Using NLST data, the authors determined an "upper bound to true overdiagnosis rate" because the post-screening follow-up period in NLST may not have been long enough to totally differentiate overdiagnosis from the effects of lead time-the length of time a diagnosis was moved up due to early detection by screening. The probability that any lung cancer (all types and stages) detected by screening with LDCT is an overdiagnosis was reported as 18.5 percent. The probability that an LDCT-detected non-small cell lung cancer-by far the most frequently diagnosed lung cancer type-represents an overdiagnosis was found to be 22 percent. The overdiagnosis rate for bronchioloalveolar lung cancer was 78.9 percent.

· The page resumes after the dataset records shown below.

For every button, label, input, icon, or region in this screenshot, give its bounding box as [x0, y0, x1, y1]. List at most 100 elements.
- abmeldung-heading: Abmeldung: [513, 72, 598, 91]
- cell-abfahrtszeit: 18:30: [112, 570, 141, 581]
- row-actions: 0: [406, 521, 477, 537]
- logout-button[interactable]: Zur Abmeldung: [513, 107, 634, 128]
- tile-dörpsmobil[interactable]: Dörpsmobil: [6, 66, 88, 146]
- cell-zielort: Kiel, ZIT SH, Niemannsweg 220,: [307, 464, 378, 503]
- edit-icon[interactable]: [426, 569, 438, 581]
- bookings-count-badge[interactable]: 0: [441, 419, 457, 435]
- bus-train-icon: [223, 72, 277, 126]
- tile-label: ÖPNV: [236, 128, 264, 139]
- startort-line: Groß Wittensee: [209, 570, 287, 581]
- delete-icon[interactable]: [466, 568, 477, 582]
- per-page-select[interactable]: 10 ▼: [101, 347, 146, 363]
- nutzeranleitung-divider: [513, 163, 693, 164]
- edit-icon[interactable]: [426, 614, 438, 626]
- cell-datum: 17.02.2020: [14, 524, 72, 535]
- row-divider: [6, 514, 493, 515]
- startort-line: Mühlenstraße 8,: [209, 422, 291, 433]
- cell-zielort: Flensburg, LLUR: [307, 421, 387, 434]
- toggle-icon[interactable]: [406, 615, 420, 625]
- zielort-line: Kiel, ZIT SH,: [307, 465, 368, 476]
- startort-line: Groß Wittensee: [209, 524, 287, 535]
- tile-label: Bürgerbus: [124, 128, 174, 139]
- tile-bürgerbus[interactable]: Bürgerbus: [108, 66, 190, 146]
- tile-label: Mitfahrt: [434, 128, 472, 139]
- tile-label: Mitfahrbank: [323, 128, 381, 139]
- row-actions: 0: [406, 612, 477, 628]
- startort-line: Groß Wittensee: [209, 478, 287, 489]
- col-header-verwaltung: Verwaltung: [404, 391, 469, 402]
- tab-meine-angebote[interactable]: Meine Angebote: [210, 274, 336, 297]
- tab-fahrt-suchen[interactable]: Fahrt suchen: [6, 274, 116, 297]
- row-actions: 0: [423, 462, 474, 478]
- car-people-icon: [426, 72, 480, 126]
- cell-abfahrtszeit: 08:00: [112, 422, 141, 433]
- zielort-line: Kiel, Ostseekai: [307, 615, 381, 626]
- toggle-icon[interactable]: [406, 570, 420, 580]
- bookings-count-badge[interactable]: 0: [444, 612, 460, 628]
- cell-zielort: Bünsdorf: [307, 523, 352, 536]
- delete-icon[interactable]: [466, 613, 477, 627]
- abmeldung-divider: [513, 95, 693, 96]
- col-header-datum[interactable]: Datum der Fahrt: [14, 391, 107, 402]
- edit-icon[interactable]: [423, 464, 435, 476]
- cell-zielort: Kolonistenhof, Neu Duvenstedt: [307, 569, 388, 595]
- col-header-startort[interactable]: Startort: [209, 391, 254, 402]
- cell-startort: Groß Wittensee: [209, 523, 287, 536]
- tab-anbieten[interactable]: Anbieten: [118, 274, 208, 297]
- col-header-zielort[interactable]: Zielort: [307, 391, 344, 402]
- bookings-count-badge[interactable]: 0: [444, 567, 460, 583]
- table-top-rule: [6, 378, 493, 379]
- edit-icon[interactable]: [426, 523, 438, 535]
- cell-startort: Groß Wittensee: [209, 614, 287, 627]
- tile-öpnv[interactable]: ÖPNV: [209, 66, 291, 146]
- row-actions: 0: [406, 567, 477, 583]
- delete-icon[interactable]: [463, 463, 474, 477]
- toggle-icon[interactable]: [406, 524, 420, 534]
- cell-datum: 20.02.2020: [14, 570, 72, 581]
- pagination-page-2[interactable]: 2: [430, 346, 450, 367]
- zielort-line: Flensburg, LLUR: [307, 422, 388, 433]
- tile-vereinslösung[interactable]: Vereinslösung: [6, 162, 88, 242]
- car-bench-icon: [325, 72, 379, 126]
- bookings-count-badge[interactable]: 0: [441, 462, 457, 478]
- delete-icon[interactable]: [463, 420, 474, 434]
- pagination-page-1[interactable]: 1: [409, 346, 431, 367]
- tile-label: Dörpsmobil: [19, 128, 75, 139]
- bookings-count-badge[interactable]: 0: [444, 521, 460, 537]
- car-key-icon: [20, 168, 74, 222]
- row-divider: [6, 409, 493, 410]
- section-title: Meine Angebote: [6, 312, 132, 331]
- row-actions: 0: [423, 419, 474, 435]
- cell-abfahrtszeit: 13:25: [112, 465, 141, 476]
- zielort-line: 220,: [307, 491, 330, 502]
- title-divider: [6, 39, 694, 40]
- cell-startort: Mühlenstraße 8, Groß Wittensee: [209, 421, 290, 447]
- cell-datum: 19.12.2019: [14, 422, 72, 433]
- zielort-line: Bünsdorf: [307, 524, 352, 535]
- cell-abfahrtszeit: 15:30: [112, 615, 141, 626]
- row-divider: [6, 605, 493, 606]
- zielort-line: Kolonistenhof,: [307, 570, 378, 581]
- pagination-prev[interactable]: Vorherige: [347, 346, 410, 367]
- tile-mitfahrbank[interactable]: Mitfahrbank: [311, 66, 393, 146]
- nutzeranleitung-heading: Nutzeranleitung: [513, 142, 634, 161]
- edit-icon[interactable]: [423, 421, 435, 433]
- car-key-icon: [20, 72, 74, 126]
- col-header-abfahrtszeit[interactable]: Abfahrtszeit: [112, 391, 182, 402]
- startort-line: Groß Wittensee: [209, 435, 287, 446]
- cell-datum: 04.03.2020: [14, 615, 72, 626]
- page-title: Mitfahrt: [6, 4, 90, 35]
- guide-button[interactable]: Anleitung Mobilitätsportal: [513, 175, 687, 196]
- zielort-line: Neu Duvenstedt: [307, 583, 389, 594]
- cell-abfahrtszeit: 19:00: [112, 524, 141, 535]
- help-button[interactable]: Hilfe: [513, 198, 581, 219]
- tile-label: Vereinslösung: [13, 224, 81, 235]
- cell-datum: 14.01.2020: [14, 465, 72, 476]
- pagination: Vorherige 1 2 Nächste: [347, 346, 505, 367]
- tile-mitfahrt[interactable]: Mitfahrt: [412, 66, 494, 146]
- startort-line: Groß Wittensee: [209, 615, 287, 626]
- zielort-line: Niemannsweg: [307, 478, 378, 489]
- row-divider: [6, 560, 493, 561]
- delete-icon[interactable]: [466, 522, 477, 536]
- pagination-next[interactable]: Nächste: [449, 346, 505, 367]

Patz explains that the problem clinicians face is not knowing which patients are among the approximate 18 percent who have indolent disease. "Patients with these nonaggressive cancers are treated the same as any other patient with lung cancer, because it is generally not possible to distinguish indolent lesions from more aggressive tumors," says Patz. The authors emphasize the need for better biomarkers and imaging techniques to determine which lung cancers are more or less aggressive so as to optimize patient care and enhance the value of screening programs.
"Overdiagnosis is something we don't commonly think exists in lung cancer as compared with, for example, prostate cancer," says Patz. "Most often, when patients are diagnosed with lung cancer, it's viewed as a fatal disease. However, these data confirm that's not necessarily the case with screening programs, which is important information for clinicians to discuss with their patients."
"The relatively modest rate of overdiagnosis with low-dose CT compared with the overdiagnosis rate projected for other cancer screenings programs, further supports the implementation of lung cancer screening programs. Of course, it's important that we work to further drive down overdiagnosis rates across all screening programs," says Mitchell D. Schnall, M.D., Ph.D., Co-Chair of the ECOG-ACRIN Cancer Research Group and the Radiology Department Chair at the University of Pennsylvania''s Perelman School of Medicine.